With this information in hand, it sounds like ex-hackers would be the perfect candidates for all the available security jobs out there. There are many long-time white-hat security experts, however, that would be quick to argue against that idea.

“Hackers become ‘security gurus’ because they believe it lends credibility and sanction to their previous lives. They feel they’re best qualified to be security gurus because they have experience breaking in and logically should know how to defend against those sorts of things,” said Bobby Rogers, senior security analyst at DSD Laboratories. “I can’t disagree with this any more strongly than I do, for several reasons. Being able to exploit vulnerability, or socially engineer a less-than-bright person, or run a hacker script doesn’t make you a good security person. Being a good security person sometimes requires those skills, to be sure, but it also requires knowledge of defense in depth, security principles, risk management and the laws that govern our lives. It also requires a dedication to protection of information against evil, a commitment to the ‘good’ side of the force, if you will. Being a good thief or a good murderer doesn’t mean you’ll be a good cop. The attitudes, morals, motivations and even skill sets are different.”

Rogers added, “Most security professionals don’t start out as a security person. They evolve after a few years of getting good experience as computer technicians, then help-desk folks, then system administrators,and finally specialized in security. So, they have the background that is necessary to understand the how’s and why’s of security. They’ve earned their wings as well. ‘Hackers’ don’t always have that background.”

This difference of opinion also extends to how each of these experts stays current with the new tricks and latest trends in hacking circles. In keeping touch with his attained skills, the ex-hacker might keep in touch with his old haunts to get the latest information throughout the hacker circles.
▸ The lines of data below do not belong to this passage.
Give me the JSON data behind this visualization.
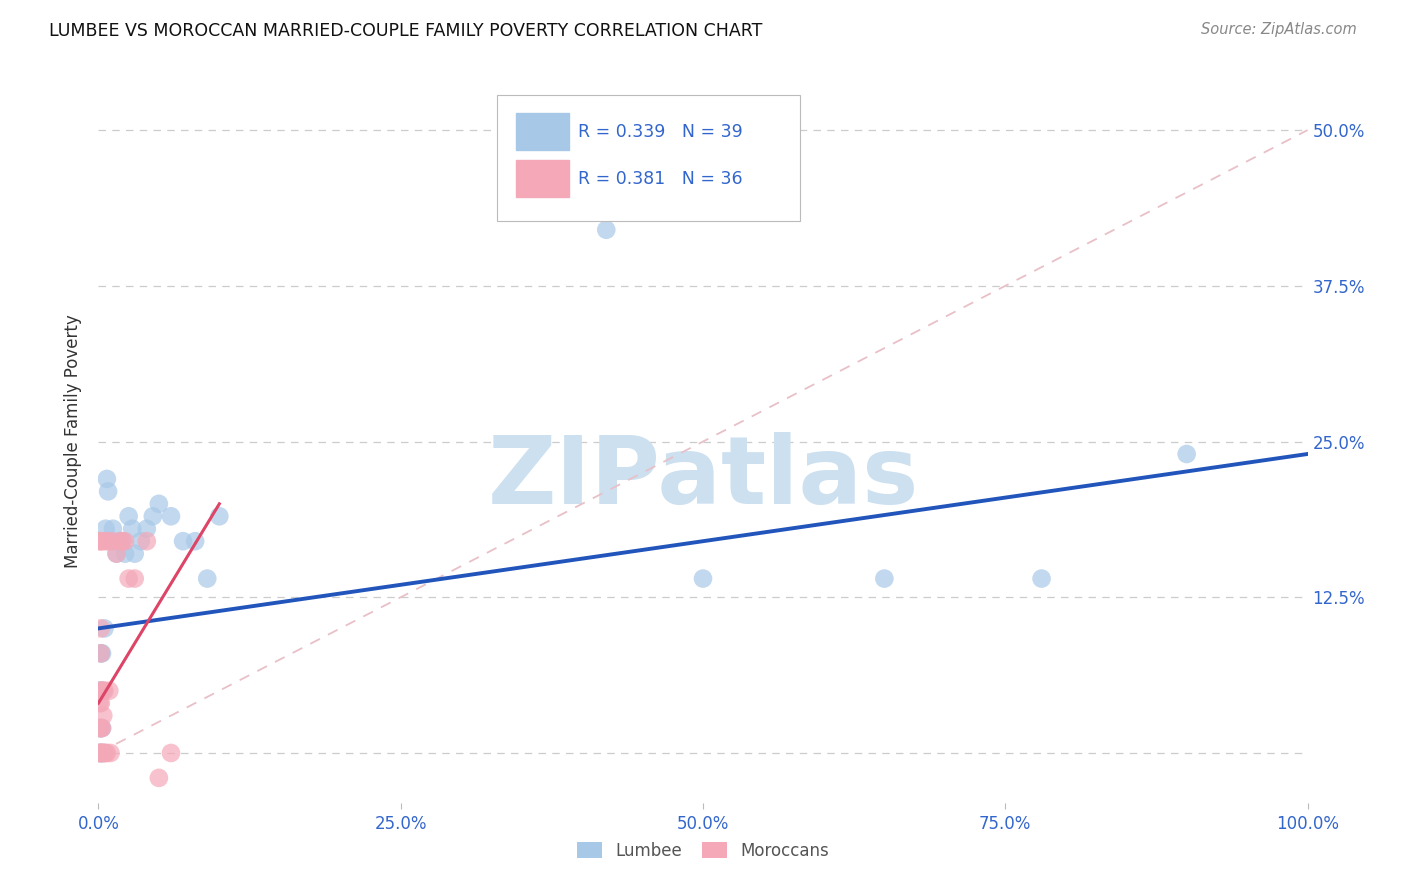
{
  "title": "LUMBEE VS MOROCCAN MARRIED-COUPLE FAMILY POVERTY CORRELATION CHART",
  "source": "Source: ZipAtlas.com",
  "ylabel": "Married-Couple Family Poverty",
  "xlim": [
    0,
    1.0
  ],
  "ylim": [
    -0.04,
    0.54
  ],
  "yticks": [
    0.0,
    0.125,
    0.25,
    0.375,
    0.5
  ],
  "ytick_labels": [
    "",
    "12.5%",
    "25.0%",
    "37.5%",
    "50.0%"
  ],
  "xticks": [
    0.0,
    0.25,
    0.5,
    0.75,
    1.0
  ],
  "xtick_labels": [
    "0.0%",
    "25.0%",
    "50.0%",
    "75.0%",
    "100.0%"
  ],
  "lumbee_R": "0.339",
  "lumbee_N": "39",
  "moroccan_R": "0.381",
  "moroccan_N": "36",
  "lumbee_color": "#a8c8e8",
  "moroccan_color": "#f4a8b8",
  "lumbee_line_color": "#2255bb",
  "moroccan_line_color": "#dd4466",
  "ref_line_color": "#e8c0c8",
  "watermark_color": "#cce0f0",
  "lumbee_x": [
    0.001,
    0.001,
    0.001,
    0.002,
    0.002,
    0.002,
    0.002,
    0.003,
    0.003,
    0.003,
    0.004,
    0.004,
    0.005,
    0.006,
    0.007,
    0.008,
    0.01,
    0.012,
    0.015,
    0.018,
    0.02,
    0.022,
    0.025,
    0.028,
    0.03,
    0.035,
    0.04,
    0.045,
    0.05,
    0.06,
    0.07,
    0.08,
    0.09,
    0.1,
    0.42,
    0.5,
    0.65,
    0.78,
    0.9
  ],
  "lumbee_y": [
    0.0,
    0.02,
    0.05,
    0.0,
    0.02,
    0.05,
    0.08,
    0.0,
    0.02,
    0.08,
    0.0,
    0.05,
    0.1,
    0.18,
    0.22,
    0.21,
    0.17,
    0.18,
    0.16,
    0.17,
    0.17,
    0.16,
    0.19,
    0.18,
    0.16,
    0.17,
    0.18,
    0.19,
    0.2,
    0.19,
    0.17,
    0.17,
    0.14,
    0.19,
    0.42,
    0.14,
    0.14,
    0.14,
    0.24
  ],
  "moroccan_x": [
    0.001,
    0.001,
    0.001,
    0.001,
    0.001,
    0.002,
    0.002,
    0.002,
    0.002,
    0.002,
    0.002,
    0.002,
    0.003,
    0.003,
    0.003,
    0.003,
    0.004,
    0.004,
    0.005,
    0.005,
    0.006,
    0.006,
    0.007,
    0.008,
    0.009,
    0.01,
    0.012,
    0.015,
    0.018,
    0.02,
    0.022,
    0.025,
    0.03,
    0.04,
    0.05,
    0.06
  ],
  "moroccan_y": [
    0.0,
    0.0,
    0.02,
    0.04,
    0.17,
    0.0,
    0.02,
    0.04,
    0.05,
    0.08,
    0.1,
    0.17,
    0.0,
    0.02,
    0.05,
    0.17,
    0.0,
    0.03,
    0.0,
    0.05,
    0.0,
    0.17,
    0.0,
    0.17,
    0.05,
    0.0,
    0.17,
    0.16,
    0.17,
    0.17,
    0.17,
    0.14,
    0.14,
    0.17,
    -0.02,
    0.0
  ],
  "lumbee_trend_x0": 0.0,
  "lumbee_trend_y0": 0.1,
  "lumbee_trend_x1": 1.0,
  "lumbee_trend_y1": 0.24,
  "moroccan_trend_x0": 0.0,
  "moroccan_trend_y0": 0.04,
  "moroccan_trend_x1": 0.1,
  "moroccan_trend_y1": 0.2
}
“Three or four times a day, I’m going out to a collection of several hacker sites where I might have membership or where I might have friends that still operate, and I try to get a handle on what they are coming out with,” Causey said. “If I know people are hammering really hard on the new version of Adobe, I’m going to do the exact same thing and look for vulnerabilities and beat them to the punch. Most of those guys get out there on an IRC chat room somewhere and talk about the new program that they’re planning on tearing apart, and if I know what they are looking at, I can prepare myself that much better.”

Returning to old haunts does not mean that the ex-hacker is any less dedicated to security than the next security tech. “If I learn about someone working against a potential exploit in a particular piece of software we might have in our enterprise environment, the first thing I’m going to do is start verifying versioning numbers and contact the vendor. A good example of this was when I learned about a vulnerability in the GFX server. The first thing I did was try to break into it. I found the exploit and immediately reported it to my boss, and we were able to filter that at the host level before it became a problem. We secured the exploit before the vendor even had a patch for it.”

For a straight white-hat techie, the process of keeping tabs of the hacker community is a continual process as well. “I read, read and read,” Rogers said. “Books, articles, blogs, the latest security updates and reports: Read it all. Knowledge is the best tool you can have. The other tools, of course, firewalls, scanners, IDS boxes and so forth are important as well, no matter what brand or version. Even a powerful, great tool is useless in the hands of a fool that doesn’t know how to use it. Training and knowledge are the best tools. If you have those, all the other tools are easy to use.”

Regardless of the process, the most important thing for a security expert is a keen eye for details, a strong moral base and access to a wealth of information daily. Although they might have different means for securing their system and keeping tabs on the enemy, the end goal is still the same for both the ex-hacker and the white-hat techie — the air-tight security of their networks and operating systems.